Nous notons que vous avez installez 12 caméras à l’extérieur du Carré des Jalles et 5 à l’intérieur, au total 17 caméras.

Si nous avons bien compris, c’est la ville qui sera propriétaire du dispositif, qui gérera et exploitera le dispositif de vidéo-protection et les images.

Mais nous notons encore des imprécisions et beaucoup de manquements à cette charte, ce qui nuit à une bonne transparence :

 Le texte de la présente charte sera-t-il mis à disposition du public et où (dans quel service et sur le site de la ville)?

 Accès réglementé aux locaux : Avez-vous prévu une salle d’exploitation réservée uniquement aux personnes habilités et en assurez-vous la confidentialité ?

Formation et professionnalisation des agents du système d’exploitation : quelles formations initiales proposez-vous aux agents, en terme de confidentialité, d’éthique, de déontologie, de compréhension des usages de l’espace public et des évolutions de la règlementation ?

Règlement intérieur :

Le service est-il doté d’un règlement intérieur approuvé en Comité Technique Paritaire ? Ce règlement doit préciser les obligations et contraintes des agents du service, en particulier pour tout ce qui a trait à la confidentialité, à l’éthique et à la déontologie. Il doit aussi préciser si les agents sont, eux-mêmes, sous enregistrement audio-vidéo.

Ce règlement intérieur devrait être annexé à la charte.

Concernant la qualité des personnes chargées de l’exploitation du système de vidéo protection : quels sont les personnes habilitées par la Préfecture ? (élus, agents municipaux, extérieurs…).

Par quelle autorité supérieure seront assurés les contrôles périodiques de l’usage des images ? La procédure d’installation des caméras est soumise à une autorisation du Préfet mais qu’en est-il des images ? Ce n’est pas précisé dans la charte.

Quelles seront les tranches horaires concernées par les enregistrements ? De jour comme de nuit ?

Ces images, seront stockées 10 jours. Durant ce délai de conservation seront-elles exploitées en temps réel ou uniquement en fonction d’un grave incident ?

Concernant la Commission Départementale des Systèmes de vidéo protection : votre charte ne précise pas que cette commission peut à tout moment exercer sauf en matière de défense nationale, un contrôle sur les conditions de fonctionnement des systèmes de vidéo protection. Elle peut aussi faire des recommandations, proposer la suspension ou la suppression des dispositifs non autorisés, non conforme ou dont il est fait un usage anormal.

Respect des libertés lors de la prise de vues : avez-vous déployé sur l’ensemble des caméras, un principe de masquage dynamique occultant automatiquement et de manière définitive, les parties privées qui se situeraient dans le champ de vision des caméras, notamment les fenêtres de logements privés ?
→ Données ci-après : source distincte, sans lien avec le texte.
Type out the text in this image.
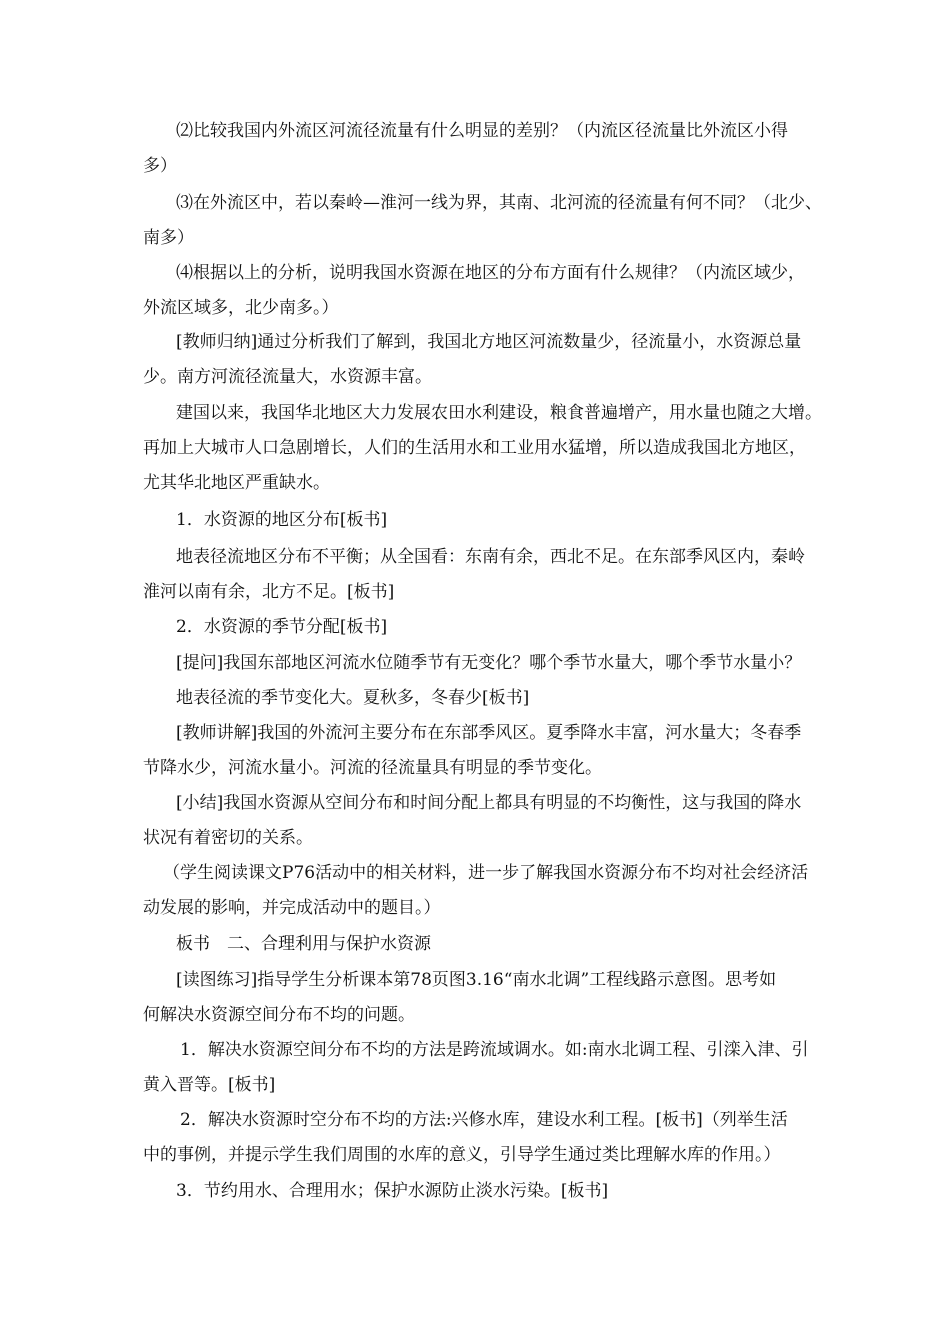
⑵比较我国内外流区河流径流量有什么明显的差别？（内流区径流量比外流区小得
多）
⑶在外流区中，若以秦岭—淮河一线为界，其南、北河流的径流量有何不同？（北少、
南多）
⑷根据以上的分析，说明我国水资源在地区的分布方面有什么规律？（内流区域少，
外流区域多，北少南多。）
[教师归纳]通过分析我们了解到，我国北方地区河流数量少，径流量小，水资源总量
少。南方河流径流量大，水资源丰富。
建国以来，我国华北地区大力发展农田水利建设，粮食普遍增产，用水量也随之大增。
再加上大城市人口急剧增长，人们的生活用水和工业用水猛增，所以造成我国北方地区，
尤其华北地区严重缺水。
1．水资源的地区分布[板书]
地表径流地区分布不平衡；从全国看：东南有余，西北不足。在东部季风区内，秦岭
淮河以南有余，北方不足。[板书]
2．水资源的季节分配[板书]
[提问]我国东部地区河流水位随季节有无变化？哪个季节水量大，哪个季节水量小？
地表径流的季节变化大。夏秋多，冬春少[板书]
[教师讲解]我国的外流河主要分布在东部季风区。夏季降水丰富，河水量大；冬春季
节降水少，河流水量小。河流的径流量具有明显的季节变化。
[小结]我国水资源从空间分布和时间分配上都具有明显的不均衡性，这与我国的降水
状况有着密切的关系。
（学生阅读课文P76活动中的相关材料，进一步了解我国水资源分布不均对社会经济活
动发展的影响，并完成活动中的题目。）
板书　二、合理利用与保护水资源
[读图练习]指导学生分析课本第78页图3.16“南水北调”工程线路示意图。思考如
何解决水资源空间分布不均的问题。
1．解决水资源空间分布不均的方法是跨流域调水。如:南水北调工程、引滦入津、引
黄入晋等。[板书]
2．解决水资源时空分布不均的方法:兴修水库，建设水利工程。[板书]（列举生活
中的事例，并提示学生我们周围的水库的意义，引导学生通过类比理解水库的作用。）
3．节约用水、合理用水；保护水源防止淡水污染。[板书]
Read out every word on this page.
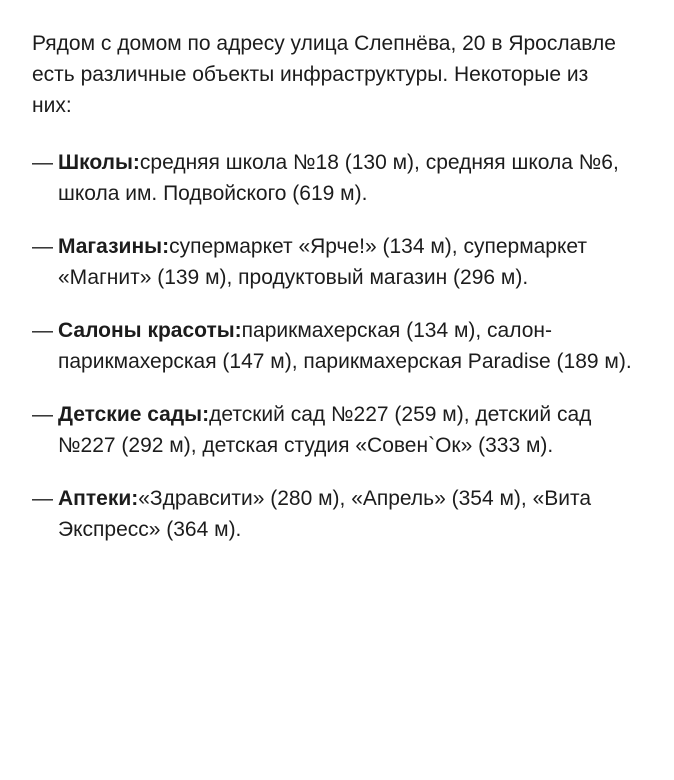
Рядом с домом по адресу улица Слепнёва, 20 в Ярославле есть различные объекты инфраструктуры. Некоторые из них:

— Школы:средняя школа №18 (130 м), средняя школа №6, школа им. Подвойского (619 м).
— Магазины:супермаркет «Ярче!» (134 м), супермаркет «Магнит» (139 м), продуктовый магазин (296 м).
— Салоны красоты:парикмахерская (134 м), салон-парикмахерская (147 м), парикмахерская Paradise (189 м).
— Детские сады:детский сад №227 (259 м), детский сад №227 (292 м), детская студия «Совен`Ок» (333 м).
— Аптеки:«Здравсити» (280 м), «Апрель» (354 м), «Вита Экспресс» (364 м).
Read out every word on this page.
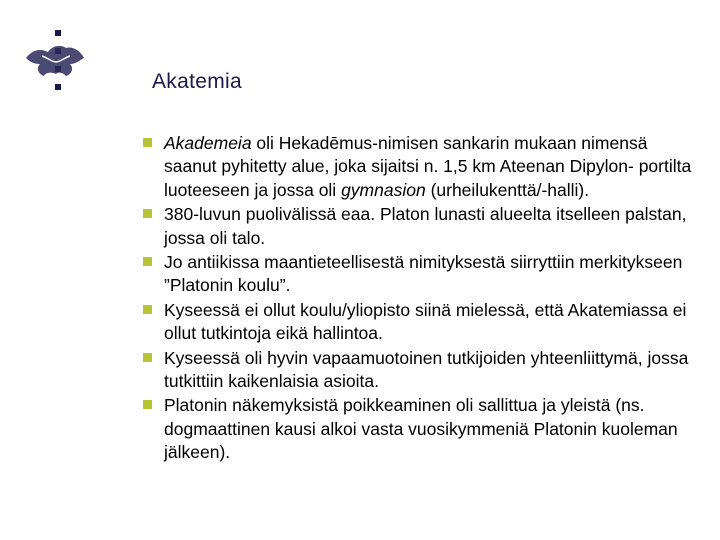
Akatemia
Akademeia oli Hekadēmus-nimisen sankarin mukaan nimensä saanut pyhitetty alue, joka sijaitsi n. 1,5 km Ateenan Dipylon- portilta luoteeseen ja jossa oli gymnasion (urheilukenttä/-halli).
380-luvun puolivälissä eaa. Platon lunasti alueelta itselleen palstan, jossa oli talo.
Jo antiikissa maantieteellisestä nimityksestä siirryttiin merkitykseen ”Platonin koulu”.
Kyseessä ei ollut koulu/yliopisto siinä mielessä, että Akatemiassa ei ollut tutkintoja eikä hallintoa.
Kyseessä oli hyvin vapaamuotoinen tutkijoiden yhteenliittymä, jossa tutkittiin kaikenlaisia asioita.
Platonin näkemyksistä poikkeaminen oli sallittua ja yleistä (ns. dogmaattinen kausi alkoi vasta vuosikymmeniä Platonin kuoleman jälkeen).
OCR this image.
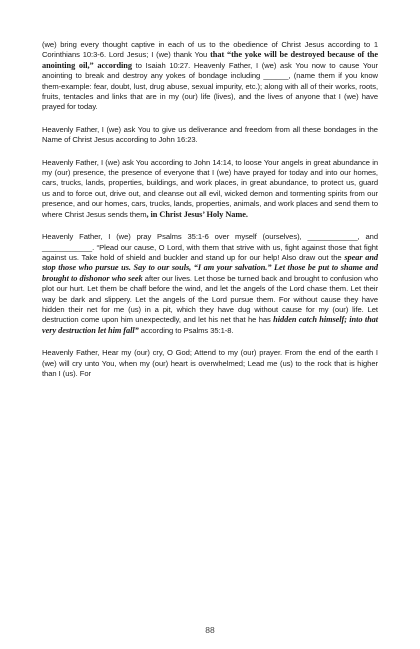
(we) bring every thought captive in each of us to the obedience of Christ Jesus according to 1 Corinthians 10:3-6. Lord Jesus; I (we) thank You that “the yoke will be destroyed because of the anointing oil,” according to Isaiah 10:27. Heavenly Father, I (we) ask You now to cause Your anointing to break and destroy any yokes of bondage including ______, (name them if you know them-example: fear, doubt, lust, drug abuse, sexual impurity, etc.); along with all of their works, roots, fruits, tentacles and links that are in my (our) life (lives), and the lives of anyone that I (we) have prayed for today.

Heavenly Father, I (we) ask You to give us deliverance and freedom from all these bondages in the Name of Christ Jesus according to John 16:23.

Heavenly Father, I (we) ask You according to John 14:14, to loose Your angels in great abundance in my (our) presence, the presence of everyone that I (we) have prayed for today and into our homes, cars, trucks, lands, properties, buildings, and work places, in great abundance, to protect us, guard us and to force out, drive out, and cleanse out all evil, wicked demon and tormenting spirits from our presence, and our homes, cars, trucks, lands, properties, animals, and work places and send them to where Christ Jesus sends them, in Christ Jesus’ Holy Name.

Heavenly Father, I (we) pray Psalms 35:1-6 over myself (ourselves), ____________, and ____________. “Plead our cause, O Lord, with them that strive with us, fight against those that fight against us. Take hold of shield and buckler and stand up for our help! Also draw out the spear and stop those who pursue us. Say to our souls, “I am your salvation.” Let those be put to shame and brought to dishonor who seek after our lives. Let those be turned back and brought to confusion who plot our hurt. Let them be chaff before the wind, and let the angels of the Lord chase them. Let their way be dark and slippery. Let the angels of the Lord pursue them. For without cause they have hidden their net for me (us) in a pit, which they have dug without cause for my (our) life. Let destruction come upon him unexpectedly, and let his net that he has hidden catch himself; into that very destruction let him fall” according to Psalms 35:1-8.

Heavenly Father, Hear my (our) cry, O God; Attend to my (our) prayer. From the end of the earth I (we) will cry unto You, when my (our) heart is overwhelmed; Lead me (us) to the rock that is higher than I (us). For

88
Concernant le coût : Pourquoi n’affichez-vous pas clairement le budget de cette opération dans la délibération ?

Nous vous demandons de nous fournir un budget détaillé de cette opération : plus précisément, pour la mairie, quel est le coût de l’installation entre l’équipement sur site et l’aménagement d’un local ? Quelles sont les charges de fonctionnement, de maintenance, de gestion de la masse salariale et des formations ?

Quelle méthode évaluative globale avez-vous prévue, sachant qu’un tel équipement va être extrêmement couteux pour la ville donc pour les administrés ?

Dispositions visant à la supervision et au respect de la charte : nous demandons la création d’un comité d’éthique qui répondrait à des objectifs d’équilibre, d’indépendance et de pluralité avec des élus de la majorité et de l’opposition, des personnalités qualifiées représentant le monde du droit, de l’économie, de l’éducation, des représentants de diverses associations, etc.

Ce comité informerait les citoyens et veillerait à ce que le système de vidéo-protection ne porte pas atteinte aux libertés publiques et privées fondamentales.

La vidéo protection déplacera les problèmes. Nous n’avons pour l’instant aucune garantie de résultat, quant à l’équilibre entre la prévention / la médiation, la dissuasion et la répression que vous affirmez intégrer dans votre politique. Le conseil municipal est toujours dans l’attente de la communication et de la diffusion des bilans du Conseil Local de Sécurité et de Prévention de la Délinquance qui démontrerait la nécessité d’un tel dispositif.

Dans ces conditions, il nous est impossible de vous suivre. Nous vous demandons d’améliorer cette charte suite à notre intervention et d’y inscrire toutes les précisions demandées. Nous voterons contre.